Public health officials are “often governed by a utilitarian ethic” that seeks the “greatest good for the greatest number,” Larsen said. But such an approach must be tempered by a concern for personal freedoms, he noted.

“As we saw with COVID, individual rights will often be curtailed to reduce infectious disease transmission,” he said. “That’s where the tension is, where the balance is.”

The data should set you free

How can scientists and public health officials strike such a balance? 

It’s a question that must be given thought—especially with wastewater science advancing as rapidly as it is, says Peter Grevatt, CEO of the Water Research Foundation, a nonprofit that seeks to advance water science and improve quality of life.

“Taking biological samples from a group of individuals who haven’t necessarily provided consent for you to do so, gathering information about their health status—it’s not quite at the level of personal infectious disease information, but it’s close,” he said.

He added: “One must ask, ‘What is the right way to handle this information?’ It’s a really important part of the discussion as one is designing a study.”

For now, wastewater-based epidemiology has little oversight, primarily because it doesn’t involve collecting samples directly from individuals and, thus, doesn’t require consent. A pandemic-era guidance published by the U.S. Centers for Disease Control and Prevention on wastewater surveillance addresses only logistics and doesn’t delve into ethical concerns and best practices.

Courts, however, could interpret the small-scale collection of wastewater data as a violation of the Fourth Amendment, which protects U.S. citizens from unreasonable search and seizure, according to a June 2020 article in the Journal of Law and the Biosciences. The U.S. Supreme Court has “recognized that the collection and analysis of biological samples may intrude upon reasonable expectations of privacy,” and, thus, constitute a search under the amendment, according to the article.

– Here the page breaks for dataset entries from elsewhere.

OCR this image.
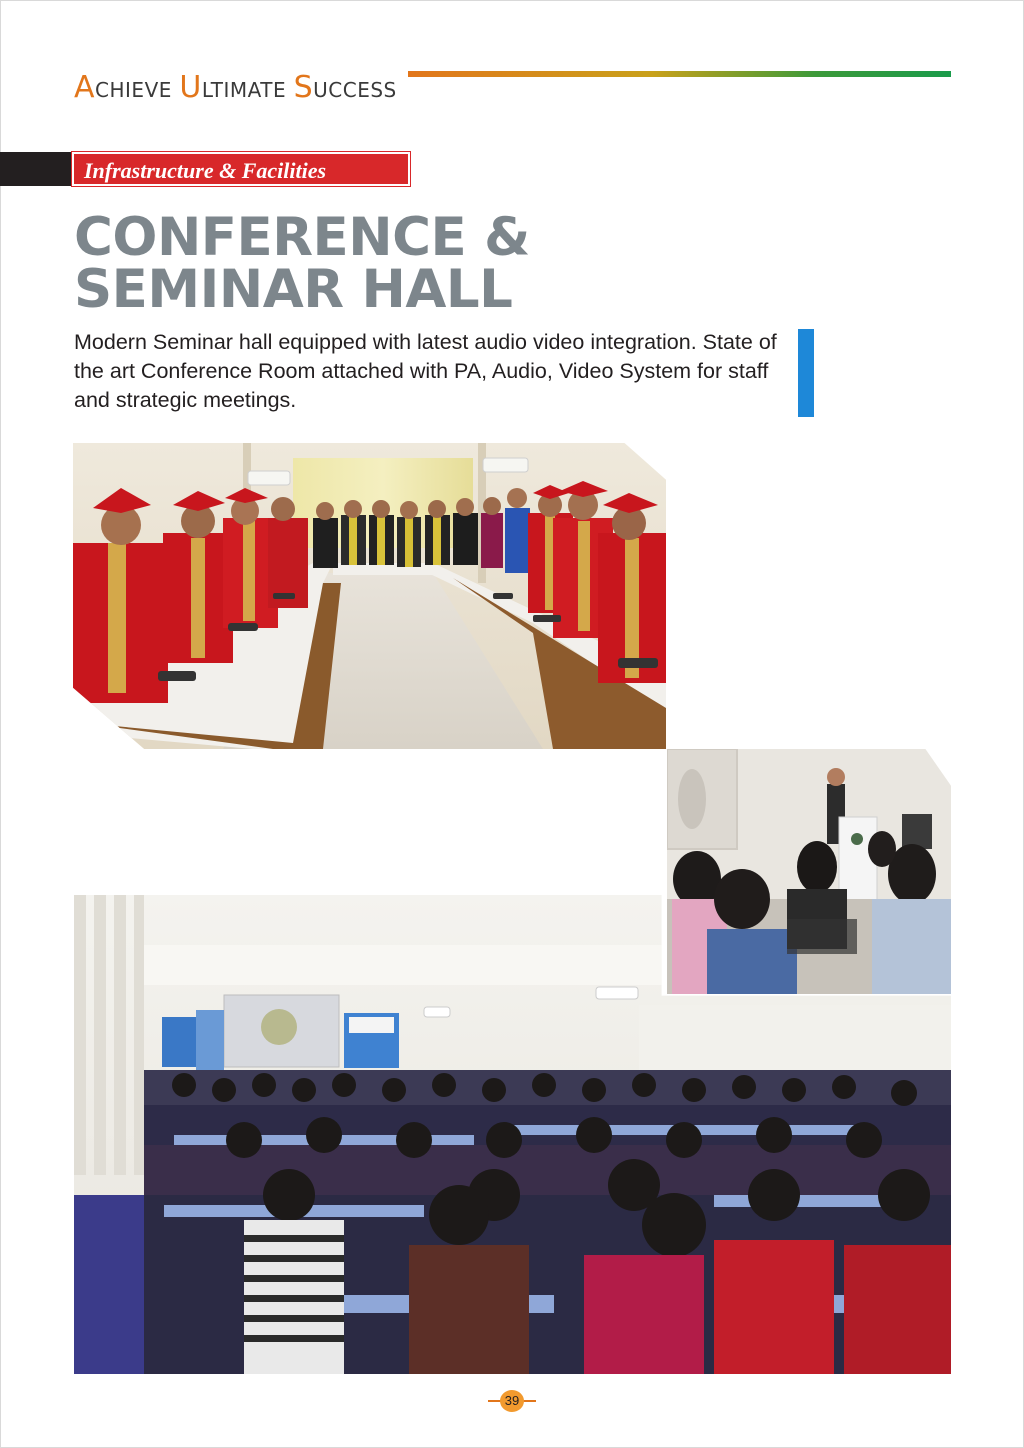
ACHIEVE ULTIMATE SUCCESS
Infrastructure & Facilities
CONFERENCE &
SEMINAR HALL

Modern Seminar hall equipped with latest audio video integration. State of the art Conference Room attached with PA, Audio, Video System for staff and strategic meetings.

39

Grevatt pointed to a set of ethical guidelines for wastewater surveillance from the European Monitoring Centre for Drugs and Drug Addiction that could inform the actions of U.S researchers. 

Some of the recommended best practices included anonymizing data—perhaps by mixing samples from multiple sites, like suburbs, so as not to stigmatize or single out a particular community.

Researchers should also consider how results might be interpreted by the media, deemphasizing the fault of community members, the guide states. It also recommends that scientists using wastewater-based epidemiology seek approval from a research ethics committee, even if such approval isn’t required.

“Wastewater has a story to tell about the health of a community,” Grevatt contended. But those involved in research involving it must keep the preservation of public health—and that goal alone—top of mind. 

He cited a project in which his foundation collaborated with law enforcement to track the flow of drugs in wastewater in multiple cities. In one location, a weekend spike in the presence of cocaine was noted, signaling parties at which illicit drugs were being used. But there was a conscious effort by the foundation and police to ensure the information obtained was used to advance public health goals, Grevatt says.

Wastewater surveillance—when used correctly—can actually increase personal rights, Larsen argued. That’s the goal, anyway.

“When done well, wastewater surveillance should increase freedoms as opposed to curtailing them,” he said. “By preventing disease transmission, we actually maximize freedoms that are curtailed by infectious diseases.”